Now that the Big Tech companies have permitted us to speak out against the accepted doctrine that COVID was spread by bats or other things that crawl and fly in the animal kingdom, do we have enough courage to ask other relevant questions? Considering some new as well as some very old overlooked information, perhaps we should.
So, did the political-medical community bamboozle us into wearing masks?
Time to Take a Deep Breath
After lo these many months, masks have finally been ripped off the faces of Americans. As we take a collective and long-overdue breath, inquiring minds want to know: Was it worth it? Did it really make a difference? If you read Dr. Anthony Fauci’s emails, there is reason to wonder.
The New York Post’s Karol Markowicz astutely observed:
“In a Feb. 5, 2020, email to a Team Obama health official, the virus guru wrote that masks were for infected people, and that ‘the typical mask you buy in a drug store is not really effective in keeping out the virus, which is small enough to pass through the material.’”
Fauci maintained that stance for a while, including in a nationally broadcast 60 Minutes interview. Then he did an about-face, the media rushed in to do his bidding, and, voilà, millions of people were forced to mask up. Suddenly mask-wearing became accepted solipsism, i.e., an idea known to have the same clarity as the existence of oneself.
Taken at face value (no pun intended), wearing a mask seemed to make sense. However, were we so fearful of the alternative that we ignored some obvious information that doubted the accepted norm? Original research published in the Annals of Internal Medicine studied this question. In a randomized controlled trial conducted by DANMASK-19, a Danish study concluded:
“The recommendation to wear surgical masks to supplement other public health measures did not reduce the SARS-CoV-2 infection rate among wearers by more than 50% in a community with modest infection rates, some degree of social distancing, and uncommon general mask use. The data were compatible with lesser degrees of self-protection.”
Their medical research also found “… a recommendation to wear a surgical mask when outside the home among others did not reduce, at conventional levels of statistical significance, incident SARS-CoV-2 infection compared with no mask recommendation.”
Sadly, the Danish report simply mirrored what was already known about the efficacy of masks. In a 2009 NIH study, researchers concluded, “Face mask use in health care workers has not been demonstrated to provide benefit in terms of cold symptoms or getting colds.” In 2017, yet another bit of medical scholarship was published in Clinical Infectious Diseases. These medical scientists observed, “Self-reported assessment of clinical outcomes was prone to bias. Evidence of a protective effect of masks or respirators against verified respiratory infection (VRI) was not statistically significant.”

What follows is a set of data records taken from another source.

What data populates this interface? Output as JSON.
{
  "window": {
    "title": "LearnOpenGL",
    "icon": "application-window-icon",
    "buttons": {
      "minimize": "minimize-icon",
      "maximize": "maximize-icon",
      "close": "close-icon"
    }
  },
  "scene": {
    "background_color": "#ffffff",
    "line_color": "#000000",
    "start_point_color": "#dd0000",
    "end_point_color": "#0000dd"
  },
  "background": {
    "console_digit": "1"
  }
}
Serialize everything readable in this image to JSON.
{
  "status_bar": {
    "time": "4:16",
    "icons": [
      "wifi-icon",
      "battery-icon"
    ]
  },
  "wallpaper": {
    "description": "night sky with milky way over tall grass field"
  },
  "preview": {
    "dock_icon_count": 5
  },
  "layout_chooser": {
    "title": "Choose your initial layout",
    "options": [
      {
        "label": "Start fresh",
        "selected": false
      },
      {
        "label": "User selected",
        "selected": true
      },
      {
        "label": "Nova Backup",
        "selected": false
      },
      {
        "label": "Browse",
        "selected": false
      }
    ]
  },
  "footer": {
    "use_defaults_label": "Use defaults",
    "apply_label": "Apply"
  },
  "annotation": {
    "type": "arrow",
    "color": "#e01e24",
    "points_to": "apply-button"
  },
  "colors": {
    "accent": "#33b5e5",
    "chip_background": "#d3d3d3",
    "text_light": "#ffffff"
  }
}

We could go on and on, but you get the picture. The advocacy media were better than average at whipping up a COVID frenzy that Americans may have been all too willing to accept. So, when medical and governmental authorities pressed forward with mask mandates – saying, in effect, “jump” – instead of questioning them, we said, “How high?”

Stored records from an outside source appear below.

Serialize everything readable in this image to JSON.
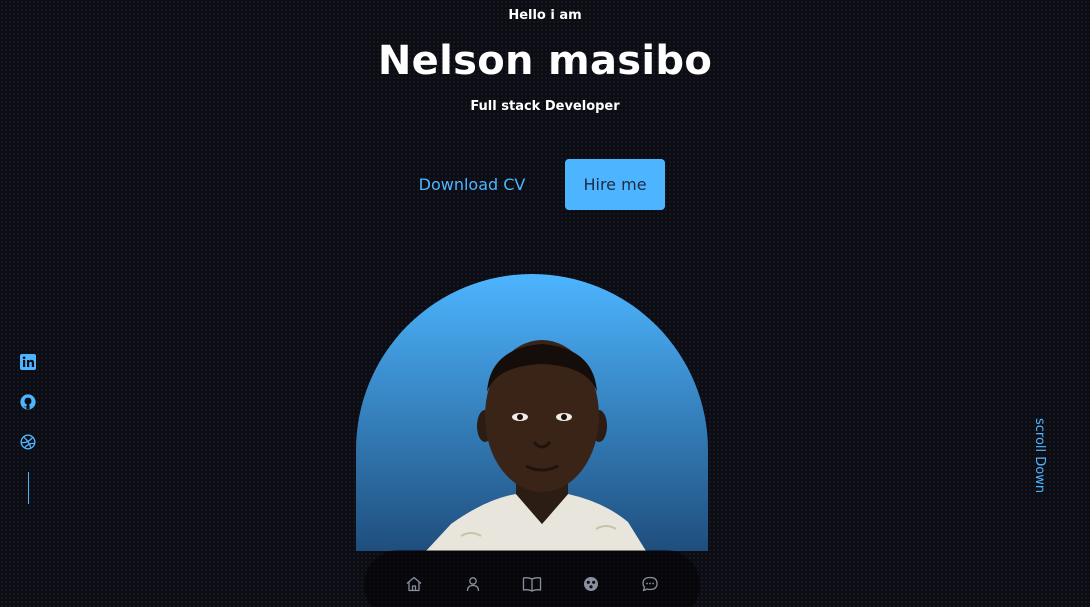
{
  "header": {
    "greeting": "Hello i am",
    "name": "Nelson masibo",
    "role": "Full stack Developer"
  },
  "cta": {
    "download_label": "Download CV",
    "hire_label": "Hire me"
  },
  "socials": [
    "linkedin-icon",
    "github-icon",
    "dribbble-icon"
  ],
  "scroll_label": "scroll Down",
  "nav": [
    "home-icon",
    "user-icon",
    "book-icon",
    "services-icon",
    "chat-icon"
  ],
  "colors": {
    "accent": "#4db5ff",
    "background": "#0b0c14",
    "button_text": "#1f2a44"
  }
}
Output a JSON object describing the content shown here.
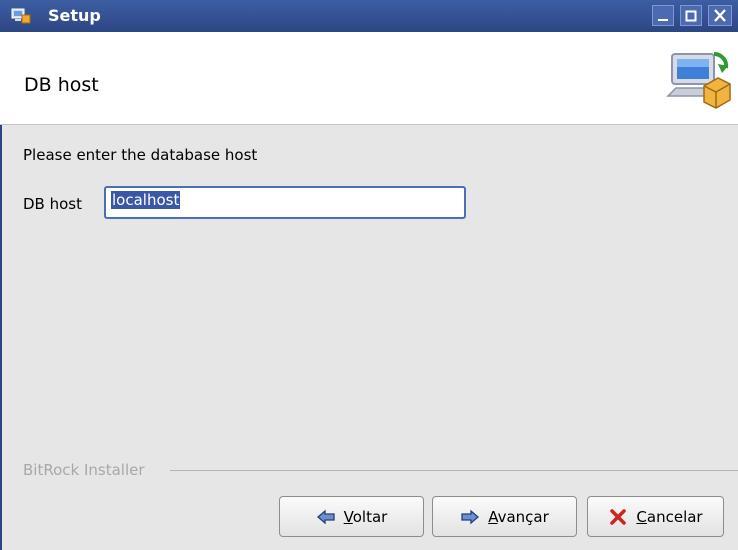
{
  "window": {
    "title": "Setup",
    "colors": {
      "titlebar": "#2c4684",
      "accent": "#3a58a5"
    }
  },
  "banner": {
    "title": "DB host",
    "icon": "computer-package-icon"
  },
  "form": {
    "prompt": "Please enter the database host",
    "host_label": "DB host",
    "host_value": "localhost"
  },
  "footer": {
    "group_label": "BitRock Installer",
    "buttons": {
      "back": {
        "mnemonic": "V",
        "rest": "oltar",
        "icon": "arrow-left-icon"
      },
      "next": {
        "mnemonic": "A",
        "rest": "vançar",
        "icon": "arrow-right-icon"
      },
      "cancel": {
        "mnemonic": "C",
        "rest": "ancelar",
        "icon": "close-icon"
      }
    }
  }
}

Some might counter that it was better to be safe than sorry and that there are no deleterious effects to mask-wearing. But again, that might not be true. A 2009 randomized controlled trial published on PubMed.gov reported that “… subjects in the mask group were significantly more likely to experience headache during the study period. Subjects living with children were more likely to have high cold severity scores over the course of the study.”

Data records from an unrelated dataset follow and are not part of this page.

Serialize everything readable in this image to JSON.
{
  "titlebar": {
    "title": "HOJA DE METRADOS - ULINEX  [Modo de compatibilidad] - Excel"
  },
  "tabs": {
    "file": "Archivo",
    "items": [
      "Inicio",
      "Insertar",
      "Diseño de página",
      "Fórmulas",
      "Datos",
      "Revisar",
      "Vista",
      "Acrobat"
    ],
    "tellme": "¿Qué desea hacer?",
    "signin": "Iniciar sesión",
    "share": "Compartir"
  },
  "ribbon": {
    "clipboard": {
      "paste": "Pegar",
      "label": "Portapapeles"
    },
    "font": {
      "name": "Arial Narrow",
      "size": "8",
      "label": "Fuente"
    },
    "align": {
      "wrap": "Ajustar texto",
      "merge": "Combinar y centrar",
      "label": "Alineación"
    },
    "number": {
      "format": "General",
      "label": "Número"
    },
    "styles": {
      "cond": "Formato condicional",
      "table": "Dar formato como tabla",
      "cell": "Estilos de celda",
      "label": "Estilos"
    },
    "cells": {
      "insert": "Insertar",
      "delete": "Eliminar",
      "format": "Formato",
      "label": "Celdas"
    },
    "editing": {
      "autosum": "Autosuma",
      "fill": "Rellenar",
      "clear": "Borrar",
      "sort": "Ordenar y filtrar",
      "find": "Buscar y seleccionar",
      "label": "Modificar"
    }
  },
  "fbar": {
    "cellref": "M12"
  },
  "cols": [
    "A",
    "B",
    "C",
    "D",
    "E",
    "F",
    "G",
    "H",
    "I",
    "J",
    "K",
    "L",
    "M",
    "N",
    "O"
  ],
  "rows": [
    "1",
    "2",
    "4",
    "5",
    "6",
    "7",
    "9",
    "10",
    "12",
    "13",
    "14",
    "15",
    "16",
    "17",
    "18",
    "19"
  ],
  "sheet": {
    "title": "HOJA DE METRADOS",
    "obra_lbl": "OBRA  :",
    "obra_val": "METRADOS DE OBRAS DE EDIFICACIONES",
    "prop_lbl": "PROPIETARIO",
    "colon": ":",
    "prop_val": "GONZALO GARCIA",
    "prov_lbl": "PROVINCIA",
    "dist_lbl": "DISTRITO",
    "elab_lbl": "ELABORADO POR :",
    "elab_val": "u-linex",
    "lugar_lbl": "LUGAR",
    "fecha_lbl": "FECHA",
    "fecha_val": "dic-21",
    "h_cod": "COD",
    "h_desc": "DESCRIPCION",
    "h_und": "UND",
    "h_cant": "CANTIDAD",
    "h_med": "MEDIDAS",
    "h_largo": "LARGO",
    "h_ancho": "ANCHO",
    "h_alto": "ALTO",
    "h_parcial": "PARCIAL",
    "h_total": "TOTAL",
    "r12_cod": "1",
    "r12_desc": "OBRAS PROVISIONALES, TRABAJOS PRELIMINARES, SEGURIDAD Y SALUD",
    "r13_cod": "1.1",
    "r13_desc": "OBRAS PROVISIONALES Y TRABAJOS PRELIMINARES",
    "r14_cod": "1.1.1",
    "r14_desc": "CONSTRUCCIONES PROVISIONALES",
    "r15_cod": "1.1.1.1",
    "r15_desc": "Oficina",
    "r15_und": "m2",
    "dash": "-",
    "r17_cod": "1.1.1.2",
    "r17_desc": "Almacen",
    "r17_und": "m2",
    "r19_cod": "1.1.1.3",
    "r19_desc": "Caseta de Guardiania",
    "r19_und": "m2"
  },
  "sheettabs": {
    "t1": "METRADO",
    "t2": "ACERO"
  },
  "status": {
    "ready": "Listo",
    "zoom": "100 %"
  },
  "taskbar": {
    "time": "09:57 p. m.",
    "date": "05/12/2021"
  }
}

Liberty Nation’s Pennel Bird wrote about a scientific study that “asserts that nanofibers in the masks we are wearing by the billions could put us at serious risk for respiratory inflammation and even cause a cancer known as mesothelioma.”
It may be years or decades before the medical community connects mask-wearing with cancer. Therefore, an informed public plays a crucial role in public health. But how can we make educated decisions when half the information is not made available to us, and the other half is for the express purpose of persuading the public to toe the line?
Former University of Ottawa professor and researcher Denis Rancourt, Ph.D., may have put it best when he wrote:
“By making mask-wearing recommendations and policies for the general public, or by expressly condoning the practice, governments have both ignored the scientific evidence and done the opposite of following the precautionary principle.
“In an absence of knowledge, governments should not make policies that have a hypothetical potential to cause harm. The government has an onus barrier before it instigates a broad social-engineering intervention, or allows corporations to exploit fear-based sentiments.
“Furthermore, individuals should know that there is no known benefit arising from wearing a mask in a viral respiratory illness epidemic, and that scientific studies have shown that any benefit must be residually small, compared to other and determinative factors.
“Otherwise, what is the point of publicly funded science?”